Altyapı yatırımlarının eksik olması, üretim maliyetlerinin artmasına neden olur. Örneğin yeterli ve düzgün yol olmazsa, ulaştırmada zaman kaybı olur. Araçların amortismanları yüksek olur. Eğitim ve sağlıkta beşeri sermayedir... İnsana yapılan yatırımdır... Toplum için bir altyapı yatırımıdır. Eğitim ve sağlıktan kesip faiz dışı fazla verirseniz, halk arasındaki sözle “harcı borcunu kurtarmaz” Yani zararı faydasından daha yüksek olur. Bu anlamda, yalnızca eğitime kaynak ayırmakla da iş bitmiyor... Ayrıca özellikle yüksek öğrenimde iş gücü veya insan gücü planlaması yapmak gerekir.
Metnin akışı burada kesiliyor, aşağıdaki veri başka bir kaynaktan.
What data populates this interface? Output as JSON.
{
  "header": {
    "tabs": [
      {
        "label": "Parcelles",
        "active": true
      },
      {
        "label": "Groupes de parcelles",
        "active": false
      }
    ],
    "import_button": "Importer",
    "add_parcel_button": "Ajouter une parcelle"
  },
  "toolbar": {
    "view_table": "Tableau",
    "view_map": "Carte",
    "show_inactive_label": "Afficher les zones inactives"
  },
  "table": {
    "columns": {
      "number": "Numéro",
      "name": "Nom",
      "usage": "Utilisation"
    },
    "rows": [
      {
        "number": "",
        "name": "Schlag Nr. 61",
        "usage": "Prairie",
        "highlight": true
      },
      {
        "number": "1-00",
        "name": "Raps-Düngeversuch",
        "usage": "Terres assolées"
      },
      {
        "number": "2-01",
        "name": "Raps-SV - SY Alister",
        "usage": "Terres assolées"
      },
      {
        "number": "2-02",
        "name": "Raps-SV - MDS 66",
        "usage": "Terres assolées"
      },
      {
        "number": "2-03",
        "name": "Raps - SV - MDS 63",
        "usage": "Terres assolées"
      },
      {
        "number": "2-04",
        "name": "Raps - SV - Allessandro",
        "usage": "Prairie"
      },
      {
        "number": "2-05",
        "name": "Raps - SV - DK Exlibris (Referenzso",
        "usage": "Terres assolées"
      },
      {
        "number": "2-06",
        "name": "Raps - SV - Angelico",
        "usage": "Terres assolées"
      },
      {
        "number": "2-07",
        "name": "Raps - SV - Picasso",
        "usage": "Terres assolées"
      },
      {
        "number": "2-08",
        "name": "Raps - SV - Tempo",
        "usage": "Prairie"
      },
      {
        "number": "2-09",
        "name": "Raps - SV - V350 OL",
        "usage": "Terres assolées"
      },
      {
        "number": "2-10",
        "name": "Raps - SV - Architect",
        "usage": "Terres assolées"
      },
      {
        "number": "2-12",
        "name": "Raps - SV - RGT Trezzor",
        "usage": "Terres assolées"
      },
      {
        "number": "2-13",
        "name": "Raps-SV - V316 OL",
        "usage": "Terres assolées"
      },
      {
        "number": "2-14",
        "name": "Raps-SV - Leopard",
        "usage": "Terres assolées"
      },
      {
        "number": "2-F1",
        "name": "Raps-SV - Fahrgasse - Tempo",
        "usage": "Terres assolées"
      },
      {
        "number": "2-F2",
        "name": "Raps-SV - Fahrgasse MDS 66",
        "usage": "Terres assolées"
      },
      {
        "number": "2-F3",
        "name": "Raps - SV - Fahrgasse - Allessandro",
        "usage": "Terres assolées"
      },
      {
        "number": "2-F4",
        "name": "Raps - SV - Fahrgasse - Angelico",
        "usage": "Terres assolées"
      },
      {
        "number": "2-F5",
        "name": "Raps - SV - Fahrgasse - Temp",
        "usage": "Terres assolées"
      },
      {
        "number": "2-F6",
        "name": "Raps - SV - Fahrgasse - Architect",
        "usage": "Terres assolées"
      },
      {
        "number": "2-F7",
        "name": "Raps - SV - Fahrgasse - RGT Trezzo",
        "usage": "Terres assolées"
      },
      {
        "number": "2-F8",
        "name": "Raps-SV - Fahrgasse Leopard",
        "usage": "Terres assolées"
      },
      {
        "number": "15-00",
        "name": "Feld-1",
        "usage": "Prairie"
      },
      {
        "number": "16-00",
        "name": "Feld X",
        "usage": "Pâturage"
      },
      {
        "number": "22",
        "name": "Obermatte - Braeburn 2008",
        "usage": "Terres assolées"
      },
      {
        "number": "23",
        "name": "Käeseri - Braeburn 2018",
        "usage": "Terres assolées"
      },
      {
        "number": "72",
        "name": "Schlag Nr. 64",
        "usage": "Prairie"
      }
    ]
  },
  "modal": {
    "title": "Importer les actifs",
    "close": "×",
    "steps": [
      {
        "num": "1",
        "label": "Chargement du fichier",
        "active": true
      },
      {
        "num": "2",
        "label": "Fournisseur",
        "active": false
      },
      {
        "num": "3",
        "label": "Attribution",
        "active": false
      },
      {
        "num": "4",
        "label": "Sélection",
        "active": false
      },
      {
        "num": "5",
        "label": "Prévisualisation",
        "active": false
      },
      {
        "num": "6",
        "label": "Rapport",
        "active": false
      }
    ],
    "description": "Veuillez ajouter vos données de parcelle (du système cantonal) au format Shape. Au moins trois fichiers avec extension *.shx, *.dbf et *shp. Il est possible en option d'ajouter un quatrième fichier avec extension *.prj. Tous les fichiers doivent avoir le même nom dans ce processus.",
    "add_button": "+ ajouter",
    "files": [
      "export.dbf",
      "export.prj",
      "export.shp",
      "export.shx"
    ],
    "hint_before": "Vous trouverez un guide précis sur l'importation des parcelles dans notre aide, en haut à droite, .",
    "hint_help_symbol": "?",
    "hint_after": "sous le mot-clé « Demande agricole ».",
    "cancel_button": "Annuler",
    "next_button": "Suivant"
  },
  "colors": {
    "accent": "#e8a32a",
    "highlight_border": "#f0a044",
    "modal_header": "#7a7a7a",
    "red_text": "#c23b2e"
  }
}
Vasıflı iş gücü ihtiyacını tespit ederek, bu ihtiyaca göre insan yetiştirmek gerekir.
Böyle bir planlama mevcut değil... Bunun için de gençler arasında işsizlik oranı yüksektir.
Öte yandan, işsizliğin çözülmesi, yatırım yapılması ve üretim artışı ile olur. Bizde kur düşük olduğu için, yeni yatırım yapmak yerine ara mallarını ithal ediyoruz... Demek ki önce kur politikasını değiştirip, rekabet gücümüzü artırmak zorundayız. Bugün üretimde yüzde 70 olan ithal ara malı oranını yüzde ellinin altına düşürmeliyiz. Emek yoğun yatırımlara daha yüksek devlet teşviki vermek ve bu yatırımları teşvik etmek gerekir. İstihdam üzerindeki yüzde 37, yüzde 40 oranına ulaşan, prim ve vergi yükünü AB ortalamasına yani yüzde 25’e düşürmek gerekir.
Aksi halde istihdam üstünde bu kadar prim ve vergi varken, kimse yatırım yapmaz... Veya kaçak işçi çalıştıranların sayısı artar. Veya yatırım yapan da “teknoloji yoğun yatırım” yapar... İstihdam yükünün yüksek olmasından dolayı daha maliyetli olan emek yoğun yatırım yapmaz.